表紙に「MILK&KLIM」と書いてあるのですが、センスの良さが光っています。正直に言うと、その発想やセンスが羨ましいな~って思いました。

猫用ミルクを飲む、ラグドールのプリューシュ、2019年02月04日23時26分14秒撮影。

プリューシュ「ミルク、美味しいよね!」

いや、名前の話だよ、プリューシュ…………。

作者について思う事

上記の通り、私には得る物の多い本だったのですが、愛猫との別れを書くのは内田さんにとって、とても辛い作業だったのではないか…と、ふと考える事がありました。ここまでの事を正直に、飾らずに書くというのは、悲しみを二度体験する様な事なのでは?と。

作中、クリムとの生活を楽しんでいる事や、ミルクの死をしっかり受け止めた事も伝わってきます。ですが、私自身が心配性な為、内田さん自身について考えずにはいられない…。
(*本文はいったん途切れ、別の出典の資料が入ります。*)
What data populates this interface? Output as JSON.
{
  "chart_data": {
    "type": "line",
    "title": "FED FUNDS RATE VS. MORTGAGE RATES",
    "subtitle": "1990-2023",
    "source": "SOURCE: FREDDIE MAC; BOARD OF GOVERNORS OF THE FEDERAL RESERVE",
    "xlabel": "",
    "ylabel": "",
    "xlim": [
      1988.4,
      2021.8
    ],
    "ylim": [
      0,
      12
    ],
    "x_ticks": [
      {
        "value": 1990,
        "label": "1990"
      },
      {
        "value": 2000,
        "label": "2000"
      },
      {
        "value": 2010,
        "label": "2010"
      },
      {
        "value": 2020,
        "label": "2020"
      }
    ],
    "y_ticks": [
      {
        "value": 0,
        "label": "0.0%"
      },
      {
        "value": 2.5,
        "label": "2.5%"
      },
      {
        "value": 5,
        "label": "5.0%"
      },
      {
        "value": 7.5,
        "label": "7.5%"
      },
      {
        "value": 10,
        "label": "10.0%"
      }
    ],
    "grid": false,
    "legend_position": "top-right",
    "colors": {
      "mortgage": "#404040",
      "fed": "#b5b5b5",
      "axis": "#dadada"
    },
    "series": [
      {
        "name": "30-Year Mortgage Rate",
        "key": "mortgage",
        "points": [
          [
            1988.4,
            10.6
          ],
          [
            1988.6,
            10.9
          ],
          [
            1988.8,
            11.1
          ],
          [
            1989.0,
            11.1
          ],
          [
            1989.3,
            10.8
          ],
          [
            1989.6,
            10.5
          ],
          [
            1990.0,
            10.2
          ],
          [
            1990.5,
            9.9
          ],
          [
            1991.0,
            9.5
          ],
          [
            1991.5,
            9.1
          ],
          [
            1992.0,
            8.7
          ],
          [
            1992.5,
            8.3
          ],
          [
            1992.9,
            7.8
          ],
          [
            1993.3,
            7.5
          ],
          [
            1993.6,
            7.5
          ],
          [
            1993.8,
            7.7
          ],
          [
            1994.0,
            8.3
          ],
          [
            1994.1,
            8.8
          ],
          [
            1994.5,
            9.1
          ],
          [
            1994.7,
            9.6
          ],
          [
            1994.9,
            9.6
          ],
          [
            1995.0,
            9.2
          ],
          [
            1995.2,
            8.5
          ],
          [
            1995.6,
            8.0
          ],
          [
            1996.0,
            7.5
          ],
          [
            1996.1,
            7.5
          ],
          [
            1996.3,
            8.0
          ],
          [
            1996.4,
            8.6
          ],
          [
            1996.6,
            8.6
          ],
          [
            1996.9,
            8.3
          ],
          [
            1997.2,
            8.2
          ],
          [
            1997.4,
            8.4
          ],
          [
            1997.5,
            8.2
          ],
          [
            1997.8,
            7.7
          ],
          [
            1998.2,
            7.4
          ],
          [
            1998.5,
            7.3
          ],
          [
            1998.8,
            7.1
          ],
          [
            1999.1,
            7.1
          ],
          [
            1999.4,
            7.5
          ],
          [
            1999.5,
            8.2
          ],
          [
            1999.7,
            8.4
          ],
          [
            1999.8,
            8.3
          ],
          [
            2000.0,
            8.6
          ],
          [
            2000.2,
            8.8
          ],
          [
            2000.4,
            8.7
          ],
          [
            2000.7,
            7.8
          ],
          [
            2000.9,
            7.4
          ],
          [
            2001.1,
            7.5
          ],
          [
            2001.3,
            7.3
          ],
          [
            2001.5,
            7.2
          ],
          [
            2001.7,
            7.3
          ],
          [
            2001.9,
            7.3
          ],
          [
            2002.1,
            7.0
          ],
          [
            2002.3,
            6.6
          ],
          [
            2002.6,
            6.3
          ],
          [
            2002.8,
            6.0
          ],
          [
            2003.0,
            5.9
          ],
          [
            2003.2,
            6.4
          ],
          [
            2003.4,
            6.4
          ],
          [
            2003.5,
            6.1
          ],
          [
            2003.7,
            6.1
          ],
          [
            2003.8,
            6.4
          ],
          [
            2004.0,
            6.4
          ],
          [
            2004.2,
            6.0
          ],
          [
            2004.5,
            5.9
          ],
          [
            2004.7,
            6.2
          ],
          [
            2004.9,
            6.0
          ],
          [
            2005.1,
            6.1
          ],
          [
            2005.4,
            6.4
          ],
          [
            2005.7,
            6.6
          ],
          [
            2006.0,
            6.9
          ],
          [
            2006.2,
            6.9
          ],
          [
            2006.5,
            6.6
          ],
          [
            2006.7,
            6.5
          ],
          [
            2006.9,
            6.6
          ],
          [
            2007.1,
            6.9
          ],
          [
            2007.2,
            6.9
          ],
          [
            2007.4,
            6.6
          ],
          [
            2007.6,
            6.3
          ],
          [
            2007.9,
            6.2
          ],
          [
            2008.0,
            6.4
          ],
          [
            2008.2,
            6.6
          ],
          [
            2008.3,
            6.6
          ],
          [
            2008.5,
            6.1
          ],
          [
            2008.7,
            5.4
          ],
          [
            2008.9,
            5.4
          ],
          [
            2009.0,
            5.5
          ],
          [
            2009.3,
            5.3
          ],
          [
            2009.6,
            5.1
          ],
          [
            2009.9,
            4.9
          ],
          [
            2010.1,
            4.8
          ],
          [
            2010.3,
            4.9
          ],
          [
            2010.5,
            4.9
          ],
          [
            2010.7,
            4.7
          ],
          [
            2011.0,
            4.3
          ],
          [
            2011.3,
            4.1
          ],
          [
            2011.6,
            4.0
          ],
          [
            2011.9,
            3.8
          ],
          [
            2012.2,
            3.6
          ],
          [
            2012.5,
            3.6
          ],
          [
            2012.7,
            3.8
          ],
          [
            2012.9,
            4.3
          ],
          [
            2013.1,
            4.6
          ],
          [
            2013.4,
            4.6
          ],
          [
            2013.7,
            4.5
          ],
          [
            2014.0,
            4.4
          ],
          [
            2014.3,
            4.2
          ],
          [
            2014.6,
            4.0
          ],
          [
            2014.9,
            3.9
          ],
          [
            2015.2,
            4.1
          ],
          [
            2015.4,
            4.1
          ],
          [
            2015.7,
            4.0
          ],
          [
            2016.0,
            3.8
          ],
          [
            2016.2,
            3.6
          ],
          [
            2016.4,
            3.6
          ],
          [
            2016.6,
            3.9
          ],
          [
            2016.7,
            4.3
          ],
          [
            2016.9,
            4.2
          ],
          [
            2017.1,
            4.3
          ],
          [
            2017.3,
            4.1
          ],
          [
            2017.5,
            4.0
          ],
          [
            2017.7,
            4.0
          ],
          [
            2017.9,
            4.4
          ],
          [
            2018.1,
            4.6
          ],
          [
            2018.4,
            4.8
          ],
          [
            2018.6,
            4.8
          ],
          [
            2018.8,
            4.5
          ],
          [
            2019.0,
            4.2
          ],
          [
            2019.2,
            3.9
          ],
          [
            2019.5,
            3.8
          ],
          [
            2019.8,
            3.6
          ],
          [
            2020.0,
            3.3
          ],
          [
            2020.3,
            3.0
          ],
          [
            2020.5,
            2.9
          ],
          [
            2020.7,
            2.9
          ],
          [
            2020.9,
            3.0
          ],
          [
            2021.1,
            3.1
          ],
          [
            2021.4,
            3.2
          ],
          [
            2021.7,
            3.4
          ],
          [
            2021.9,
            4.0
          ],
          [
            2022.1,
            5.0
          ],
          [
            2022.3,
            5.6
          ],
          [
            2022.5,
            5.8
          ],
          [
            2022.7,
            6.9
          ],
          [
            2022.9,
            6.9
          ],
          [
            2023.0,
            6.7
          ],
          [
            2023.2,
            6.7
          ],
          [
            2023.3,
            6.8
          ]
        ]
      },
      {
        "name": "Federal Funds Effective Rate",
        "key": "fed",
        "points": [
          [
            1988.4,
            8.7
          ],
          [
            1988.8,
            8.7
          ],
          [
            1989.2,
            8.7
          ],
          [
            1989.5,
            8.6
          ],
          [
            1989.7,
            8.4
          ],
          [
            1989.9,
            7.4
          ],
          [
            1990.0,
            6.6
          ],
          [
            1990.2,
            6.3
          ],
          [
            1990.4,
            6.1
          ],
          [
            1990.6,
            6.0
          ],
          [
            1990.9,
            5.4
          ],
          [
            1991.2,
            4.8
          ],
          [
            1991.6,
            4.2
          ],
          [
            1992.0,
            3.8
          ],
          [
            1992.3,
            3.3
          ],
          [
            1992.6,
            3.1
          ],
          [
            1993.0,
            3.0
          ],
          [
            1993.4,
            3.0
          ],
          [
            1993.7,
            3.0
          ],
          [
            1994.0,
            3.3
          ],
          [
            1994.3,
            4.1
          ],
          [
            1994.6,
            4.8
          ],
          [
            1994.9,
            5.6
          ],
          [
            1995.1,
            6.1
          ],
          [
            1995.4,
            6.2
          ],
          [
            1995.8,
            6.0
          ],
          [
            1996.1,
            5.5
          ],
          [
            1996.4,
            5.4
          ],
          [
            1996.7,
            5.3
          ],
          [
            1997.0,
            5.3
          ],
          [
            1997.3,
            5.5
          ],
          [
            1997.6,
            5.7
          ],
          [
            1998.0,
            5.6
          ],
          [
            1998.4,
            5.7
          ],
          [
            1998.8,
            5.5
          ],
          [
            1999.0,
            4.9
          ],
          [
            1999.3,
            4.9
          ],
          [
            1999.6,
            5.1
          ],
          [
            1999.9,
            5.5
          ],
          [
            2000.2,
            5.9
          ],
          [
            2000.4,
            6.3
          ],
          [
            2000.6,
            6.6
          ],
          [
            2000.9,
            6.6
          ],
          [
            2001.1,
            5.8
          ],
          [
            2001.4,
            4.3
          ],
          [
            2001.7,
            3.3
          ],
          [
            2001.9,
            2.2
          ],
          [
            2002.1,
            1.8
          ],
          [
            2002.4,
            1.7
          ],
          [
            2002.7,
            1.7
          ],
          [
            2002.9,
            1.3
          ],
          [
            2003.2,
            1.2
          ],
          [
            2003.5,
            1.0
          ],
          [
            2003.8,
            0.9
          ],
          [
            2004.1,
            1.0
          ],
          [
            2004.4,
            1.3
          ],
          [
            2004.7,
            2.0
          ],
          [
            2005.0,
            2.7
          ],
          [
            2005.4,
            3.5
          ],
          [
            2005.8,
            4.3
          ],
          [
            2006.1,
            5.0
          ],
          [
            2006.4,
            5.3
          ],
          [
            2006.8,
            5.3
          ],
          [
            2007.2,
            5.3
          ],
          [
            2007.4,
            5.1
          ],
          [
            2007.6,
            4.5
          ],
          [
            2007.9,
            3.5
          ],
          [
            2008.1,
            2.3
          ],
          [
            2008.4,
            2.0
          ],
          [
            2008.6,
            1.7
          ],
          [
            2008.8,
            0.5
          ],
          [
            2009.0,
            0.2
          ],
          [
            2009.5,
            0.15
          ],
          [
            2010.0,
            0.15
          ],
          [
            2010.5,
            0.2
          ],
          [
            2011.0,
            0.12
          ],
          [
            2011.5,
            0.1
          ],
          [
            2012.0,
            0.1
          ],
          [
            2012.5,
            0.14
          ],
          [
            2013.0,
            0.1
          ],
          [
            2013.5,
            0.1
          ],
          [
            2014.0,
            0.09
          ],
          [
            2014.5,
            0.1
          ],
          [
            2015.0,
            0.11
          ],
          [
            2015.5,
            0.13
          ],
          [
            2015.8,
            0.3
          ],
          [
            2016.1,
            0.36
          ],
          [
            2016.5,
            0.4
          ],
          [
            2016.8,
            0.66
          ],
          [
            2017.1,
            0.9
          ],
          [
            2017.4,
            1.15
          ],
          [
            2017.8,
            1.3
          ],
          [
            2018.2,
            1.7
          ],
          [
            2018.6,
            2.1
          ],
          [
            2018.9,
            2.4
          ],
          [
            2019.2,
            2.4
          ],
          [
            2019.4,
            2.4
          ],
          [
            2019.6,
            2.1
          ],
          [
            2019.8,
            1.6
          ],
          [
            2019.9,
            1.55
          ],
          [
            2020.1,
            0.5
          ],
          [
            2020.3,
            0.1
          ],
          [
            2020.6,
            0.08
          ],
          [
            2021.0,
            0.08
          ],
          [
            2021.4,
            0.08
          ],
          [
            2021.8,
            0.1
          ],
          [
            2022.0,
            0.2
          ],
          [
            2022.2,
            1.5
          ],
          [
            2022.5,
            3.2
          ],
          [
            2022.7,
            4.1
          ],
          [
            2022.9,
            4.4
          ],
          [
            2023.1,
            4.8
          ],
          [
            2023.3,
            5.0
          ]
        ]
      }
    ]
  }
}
内田さんとクリムについてはその後どうなったのでしょうか。調べてみると、以下のサイトにてコラムが記載されていました。
参考 【我が家のイヌとネコ】第8話:内田彩仍さんの愛猫・クリム。かわいい寝姿やリラックスした表情をインテリアとともに。北欧、暮らしの道具店

悲しい事だけが思い起こされるのではなく、楽しい事も思い出せるって教えてくれた人に、優しい日々が続きます様に。

最後に

この本を通じ、改めて猫との生活について考える部分がありました。これから私達がどの様な道を辿って終着点に行くのかは分かりませんが、今、この関係を大事にしようと思います。